HOPES THAT Anglo Irish Bank’s art collection could help to raise significant money for the State have been dashed by the bank’s discovery that many of the paintings “have no value” – just like its once highly rated shares.
When Anglo became the State-owned Irish Bank Resolution Corporation (IBRC), it inherited Anglo’s art collection – some 320 pieces – along with other assets and liabilities.
About one-third of the paintings have been valued as worthless – in financial, not necessarily artistic, terms – consisting of “the type of art that could be bought from the railings on Merrion Square”, according to a bank spokesman.
Another 100 paintings have an estimated value each of between “€0 and €500” while there are just 100 artworks that may be worth more significant amounts. The entire collection has been valued at “less than €1 million” and more likely just €750,000.
A spokesman for IBRC said it is “actively considering options” regarding how to dispose of the art “for the benefit of the State – in the months ahead”.

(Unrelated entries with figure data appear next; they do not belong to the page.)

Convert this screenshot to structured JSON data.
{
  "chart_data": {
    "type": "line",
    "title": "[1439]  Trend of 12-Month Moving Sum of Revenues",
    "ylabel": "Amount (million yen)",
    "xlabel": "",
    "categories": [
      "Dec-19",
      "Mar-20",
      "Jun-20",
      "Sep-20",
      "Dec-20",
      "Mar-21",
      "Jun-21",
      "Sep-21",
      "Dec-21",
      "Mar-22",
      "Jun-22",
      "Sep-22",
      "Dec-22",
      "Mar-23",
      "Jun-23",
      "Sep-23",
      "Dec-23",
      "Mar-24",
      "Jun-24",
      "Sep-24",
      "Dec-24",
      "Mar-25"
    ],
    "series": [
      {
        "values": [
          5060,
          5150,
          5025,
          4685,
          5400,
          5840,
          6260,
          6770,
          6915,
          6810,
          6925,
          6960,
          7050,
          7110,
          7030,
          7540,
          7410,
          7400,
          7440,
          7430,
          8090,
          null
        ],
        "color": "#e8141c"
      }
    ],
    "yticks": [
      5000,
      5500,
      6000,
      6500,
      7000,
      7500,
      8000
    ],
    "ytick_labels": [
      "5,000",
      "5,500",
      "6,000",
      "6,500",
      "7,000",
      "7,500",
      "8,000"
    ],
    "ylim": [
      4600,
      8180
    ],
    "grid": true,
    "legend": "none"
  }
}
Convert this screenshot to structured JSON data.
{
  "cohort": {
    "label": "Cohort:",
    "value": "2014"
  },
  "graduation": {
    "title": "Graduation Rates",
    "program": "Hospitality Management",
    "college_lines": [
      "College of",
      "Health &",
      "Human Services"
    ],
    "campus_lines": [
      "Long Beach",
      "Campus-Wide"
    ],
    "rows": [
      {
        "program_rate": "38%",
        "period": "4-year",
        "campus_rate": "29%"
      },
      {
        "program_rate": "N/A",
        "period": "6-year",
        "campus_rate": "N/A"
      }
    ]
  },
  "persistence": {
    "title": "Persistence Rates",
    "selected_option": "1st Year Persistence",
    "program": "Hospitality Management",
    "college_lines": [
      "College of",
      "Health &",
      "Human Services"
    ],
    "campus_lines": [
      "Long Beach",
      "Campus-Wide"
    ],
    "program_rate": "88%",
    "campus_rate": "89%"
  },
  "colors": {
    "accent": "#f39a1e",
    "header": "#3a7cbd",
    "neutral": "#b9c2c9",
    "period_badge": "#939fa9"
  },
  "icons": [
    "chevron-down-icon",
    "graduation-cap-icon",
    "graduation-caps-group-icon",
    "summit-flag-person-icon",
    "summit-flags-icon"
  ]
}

One option is to have the collection put up for public auction in Ireland. But some of the paintings are in Anglo’s overseas offices in the US and Britain and may not be worth shipping back here as the transport and insurance costs would probably exceed their value.
Unlike Bank of Ireland and AIB, Anglo appears not to have made a corporate decision to assemble an art collection and few of the artworks acquired were by “household-name” artists.
Instead, many were simply bought by managers from local artists “to have something to hang on the wall” and to brighten up the bank’s offices in Dublin, Cork, Waterford, Limerick, Sligo and Galway as well as branches in London, New York, Boston and Chicago. These offices are closing on a phased basis.
The best pieces of art owned by Anglo have already been donated to the Irish Museum of Modern Art (Imma). Last year, the bank made a gift of 18 artworks – paintings and sculpture worth an estimated €160,000 – to Imma in a gesture described as “very generous” by Minister for the Arts Jimmy Deenihan.
The IBRC has also taken over the Irish Nationwide Building Society, which, the spokesman said, “had no material art collection”.
The disposal of signage and logos from Anglo Irish Bank and Irish Nationwide is also under consideration. The infamous signage which hung over Anglo’s St Stephen’s Green headquarters – ignominiously dismantled in front of media photographers and TV crews last year – has also been donated to Imma but remains in storage pending the completion of paperwork as to how it might be used by the museum. It seems destined to become an unlikely star exhibit in the future.